Due anni, otto mesi e sette giorni prima dell'esecuzione
Erano arrivati ormai al punto da non riuscire a distinguere il giorno dalla notte.
Sapevano solo che prima o poi sarebbero venuti a prenderli.
A orari ogni giorno diversi, proprio con lo scopo di farli confondere, gli davano una pentola piena di brodaglia da dividersi e qualche pezzo di pane che veniva giocato a sorte, poi la sera o il pomeriggio o a notte fonda, venivano presi.

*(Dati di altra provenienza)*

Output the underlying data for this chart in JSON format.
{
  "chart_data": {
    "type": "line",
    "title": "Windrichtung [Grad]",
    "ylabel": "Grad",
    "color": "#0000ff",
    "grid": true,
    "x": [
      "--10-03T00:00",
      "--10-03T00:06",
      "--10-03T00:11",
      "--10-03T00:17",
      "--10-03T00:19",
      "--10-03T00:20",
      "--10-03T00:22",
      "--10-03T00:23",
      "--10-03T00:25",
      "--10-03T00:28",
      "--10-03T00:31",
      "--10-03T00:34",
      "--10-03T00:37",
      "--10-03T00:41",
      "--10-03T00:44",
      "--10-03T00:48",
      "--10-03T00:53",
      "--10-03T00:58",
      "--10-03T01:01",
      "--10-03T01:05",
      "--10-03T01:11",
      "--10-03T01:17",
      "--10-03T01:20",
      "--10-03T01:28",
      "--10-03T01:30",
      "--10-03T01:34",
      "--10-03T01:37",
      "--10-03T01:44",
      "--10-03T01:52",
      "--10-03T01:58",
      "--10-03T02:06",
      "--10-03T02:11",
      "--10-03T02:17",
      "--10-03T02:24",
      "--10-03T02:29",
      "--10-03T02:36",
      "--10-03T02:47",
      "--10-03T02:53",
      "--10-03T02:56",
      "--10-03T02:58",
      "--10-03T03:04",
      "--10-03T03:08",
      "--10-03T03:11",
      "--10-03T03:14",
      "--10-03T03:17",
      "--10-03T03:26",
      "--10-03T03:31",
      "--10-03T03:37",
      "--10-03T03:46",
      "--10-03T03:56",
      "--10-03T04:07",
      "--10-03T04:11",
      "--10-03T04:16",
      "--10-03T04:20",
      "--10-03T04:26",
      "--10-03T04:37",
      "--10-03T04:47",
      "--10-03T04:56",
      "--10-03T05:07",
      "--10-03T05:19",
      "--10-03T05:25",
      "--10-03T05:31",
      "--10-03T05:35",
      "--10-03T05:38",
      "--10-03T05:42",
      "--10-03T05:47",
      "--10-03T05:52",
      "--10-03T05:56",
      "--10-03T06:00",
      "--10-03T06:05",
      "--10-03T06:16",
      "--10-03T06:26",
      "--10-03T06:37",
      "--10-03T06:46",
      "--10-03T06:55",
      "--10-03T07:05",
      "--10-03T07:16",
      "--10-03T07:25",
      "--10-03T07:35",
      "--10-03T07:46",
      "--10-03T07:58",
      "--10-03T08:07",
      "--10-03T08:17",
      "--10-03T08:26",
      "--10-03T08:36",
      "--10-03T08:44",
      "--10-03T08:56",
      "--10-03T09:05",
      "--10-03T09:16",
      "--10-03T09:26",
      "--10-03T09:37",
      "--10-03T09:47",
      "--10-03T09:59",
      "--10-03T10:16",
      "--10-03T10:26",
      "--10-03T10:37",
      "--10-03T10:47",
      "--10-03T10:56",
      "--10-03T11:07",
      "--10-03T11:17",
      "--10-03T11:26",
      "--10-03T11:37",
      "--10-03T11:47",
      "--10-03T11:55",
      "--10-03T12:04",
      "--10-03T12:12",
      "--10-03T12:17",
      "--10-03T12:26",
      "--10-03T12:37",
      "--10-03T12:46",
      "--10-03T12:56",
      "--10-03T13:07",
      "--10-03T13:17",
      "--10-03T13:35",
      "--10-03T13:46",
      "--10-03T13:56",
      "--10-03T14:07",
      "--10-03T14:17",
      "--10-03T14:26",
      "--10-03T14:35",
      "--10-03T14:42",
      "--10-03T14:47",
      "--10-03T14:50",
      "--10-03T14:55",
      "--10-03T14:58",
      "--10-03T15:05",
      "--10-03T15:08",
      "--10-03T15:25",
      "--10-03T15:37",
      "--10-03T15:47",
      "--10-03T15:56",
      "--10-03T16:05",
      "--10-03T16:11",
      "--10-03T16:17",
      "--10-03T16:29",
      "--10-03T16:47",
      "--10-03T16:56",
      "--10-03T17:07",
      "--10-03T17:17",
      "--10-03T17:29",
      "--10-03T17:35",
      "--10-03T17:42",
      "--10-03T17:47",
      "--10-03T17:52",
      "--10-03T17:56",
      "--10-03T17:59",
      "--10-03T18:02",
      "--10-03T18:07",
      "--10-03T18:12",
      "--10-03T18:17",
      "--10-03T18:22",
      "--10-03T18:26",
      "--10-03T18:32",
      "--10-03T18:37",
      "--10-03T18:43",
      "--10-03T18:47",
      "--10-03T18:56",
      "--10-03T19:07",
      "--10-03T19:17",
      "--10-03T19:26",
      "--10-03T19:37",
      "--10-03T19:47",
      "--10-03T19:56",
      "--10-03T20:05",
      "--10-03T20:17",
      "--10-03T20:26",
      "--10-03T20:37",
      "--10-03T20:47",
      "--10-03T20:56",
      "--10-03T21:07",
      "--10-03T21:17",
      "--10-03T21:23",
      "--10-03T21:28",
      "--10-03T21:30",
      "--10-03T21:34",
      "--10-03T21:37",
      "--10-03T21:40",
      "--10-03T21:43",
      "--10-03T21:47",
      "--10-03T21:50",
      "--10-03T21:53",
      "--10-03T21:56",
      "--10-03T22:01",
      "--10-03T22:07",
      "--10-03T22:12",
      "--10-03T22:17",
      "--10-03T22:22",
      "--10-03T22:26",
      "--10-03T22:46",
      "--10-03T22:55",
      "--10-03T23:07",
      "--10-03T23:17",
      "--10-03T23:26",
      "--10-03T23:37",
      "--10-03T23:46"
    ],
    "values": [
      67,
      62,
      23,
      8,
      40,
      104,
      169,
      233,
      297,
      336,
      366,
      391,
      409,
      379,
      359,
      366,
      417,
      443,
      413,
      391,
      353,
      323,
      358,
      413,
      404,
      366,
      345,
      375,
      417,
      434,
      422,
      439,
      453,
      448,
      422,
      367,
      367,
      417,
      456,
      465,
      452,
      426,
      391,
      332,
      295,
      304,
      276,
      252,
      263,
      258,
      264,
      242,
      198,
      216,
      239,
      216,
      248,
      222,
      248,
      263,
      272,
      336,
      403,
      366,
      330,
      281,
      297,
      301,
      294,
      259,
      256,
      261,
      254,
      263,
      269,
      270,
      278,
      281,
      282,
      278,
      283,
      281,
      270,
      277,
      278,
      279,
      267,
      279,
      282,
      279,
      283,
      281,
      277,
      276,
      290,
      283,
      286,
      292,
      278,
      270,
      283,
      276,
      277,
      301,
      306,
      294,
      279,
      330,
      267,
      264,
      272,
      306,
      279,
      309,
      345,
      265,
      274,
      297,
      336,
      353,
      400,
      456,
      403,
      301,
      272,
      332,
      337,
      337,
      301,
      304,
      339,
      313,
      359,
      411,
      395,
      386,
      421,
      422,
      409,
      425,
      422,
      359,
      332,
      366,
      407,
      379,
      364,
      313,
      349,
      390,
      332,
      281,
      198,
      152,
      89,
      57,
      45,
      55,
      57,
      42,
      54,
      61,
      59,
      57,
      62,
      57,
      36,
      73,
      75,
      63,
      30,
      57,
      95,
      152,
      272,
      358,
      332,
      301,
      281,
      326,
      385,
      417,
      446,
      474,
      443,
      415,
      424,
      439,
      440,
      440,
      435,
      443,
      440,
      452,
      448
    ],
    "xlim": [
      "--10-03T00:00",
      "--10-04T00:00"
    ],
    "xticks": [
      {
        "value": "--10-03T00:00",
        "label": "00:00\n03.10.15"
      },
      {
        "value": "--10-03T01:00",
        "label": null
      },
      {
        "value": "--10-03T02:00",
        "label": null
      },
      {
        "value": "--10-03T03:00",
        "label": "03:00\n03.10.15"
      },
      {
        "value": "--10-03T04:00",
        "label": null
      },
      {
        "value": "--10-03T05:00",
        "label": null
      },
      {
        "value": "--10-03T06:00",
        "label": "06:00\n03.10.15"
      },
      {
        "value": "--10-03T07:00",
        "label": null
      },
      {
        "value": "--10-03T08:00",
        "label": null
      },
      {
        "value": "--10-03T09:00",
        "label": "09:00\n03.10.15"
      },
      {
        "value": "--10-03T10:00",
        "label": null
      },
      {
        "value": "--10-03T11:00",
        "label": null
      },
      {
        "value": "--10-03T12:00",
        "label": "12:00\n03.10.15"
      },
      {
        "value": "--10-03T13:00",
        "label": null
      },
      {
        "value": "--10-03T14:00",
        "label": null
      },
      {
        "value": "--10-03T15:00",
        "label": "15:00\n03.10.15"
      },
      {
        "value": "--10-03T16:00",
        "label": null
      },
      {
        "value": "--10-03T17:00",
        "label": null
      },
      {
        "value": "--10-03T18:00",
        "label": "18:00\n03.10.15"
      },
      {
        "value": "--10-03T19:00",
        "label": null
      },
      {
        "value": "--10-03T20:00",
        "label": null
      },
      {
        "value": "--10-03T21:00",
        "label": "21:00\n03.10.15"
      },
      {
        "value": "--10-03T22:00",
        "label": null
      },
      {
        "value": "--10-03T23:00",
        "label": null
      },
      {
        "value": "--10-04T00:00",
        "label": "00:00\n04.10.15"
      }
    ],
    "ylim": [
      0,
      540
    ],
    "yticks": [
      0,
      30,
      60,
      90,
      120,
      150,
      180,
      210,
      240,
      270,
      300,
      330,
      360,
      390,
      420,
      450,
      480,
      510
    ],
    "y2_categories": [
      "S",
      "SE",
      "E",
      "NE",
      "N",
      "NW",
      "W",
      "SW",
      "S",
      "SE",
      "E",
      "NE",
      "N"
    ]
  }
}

Elijah e Ava ormai non si ribellavano più. Lasciavano che li trascinassero nelle stanze, lasciavano che gli venisse strappata di dosso ogni briciola di pudore rimasta, e sopportavano e sopportavano.
Ava aveva impresso nella mente ciò che Elijah le aveva detto quella sera, quando lui l'aveva presa tra le braccia e stretta a sé, quando per la prima volta aveva ammesso, anche se in silenzio, che aveva bisogno di lei.
"Ultimo atto, ultima scena, ricordi cosa disse Galinarael a Veran?"
Ava, l'orecchio premuto contro il suo petto, stava ascoltando il battito del cuore di Elijah. A quella domanda dovette fermarsi e riflettere un po'.
"Oh," aveva mormorato poi. "La nostra scena preferita." L'aveva sentito sorridere contro i suoi capelli.
"Sì," aveva detto lui. "La nostra scena preferita."
"Galinarael diceva..." impiegò qualche secondo a immergersi nel personaggio: la fae dal cuore gelido che si era innamorata dell'umano il quale era riuscito a sciogliere la freddezza del suo animo e farla lottare per il loro amore, in quanto umani e fae erano in guerra. Si trattava di una favola risalente all'ultima guerra, appena pochi anni prima, una favola che sognava di un conflitto finito nella pace tra elfi e fae. "«Lascia che l'odio e l'avidità di questi uomini ci consumi, lascia che ci calpestino e che ci ammazzino, lascia che ci preparino la forca. Lasciamogli credere che il nostro amore sia così facilmente corruttibile, che hanno ragione a credere nell' inesistenza della pace.»"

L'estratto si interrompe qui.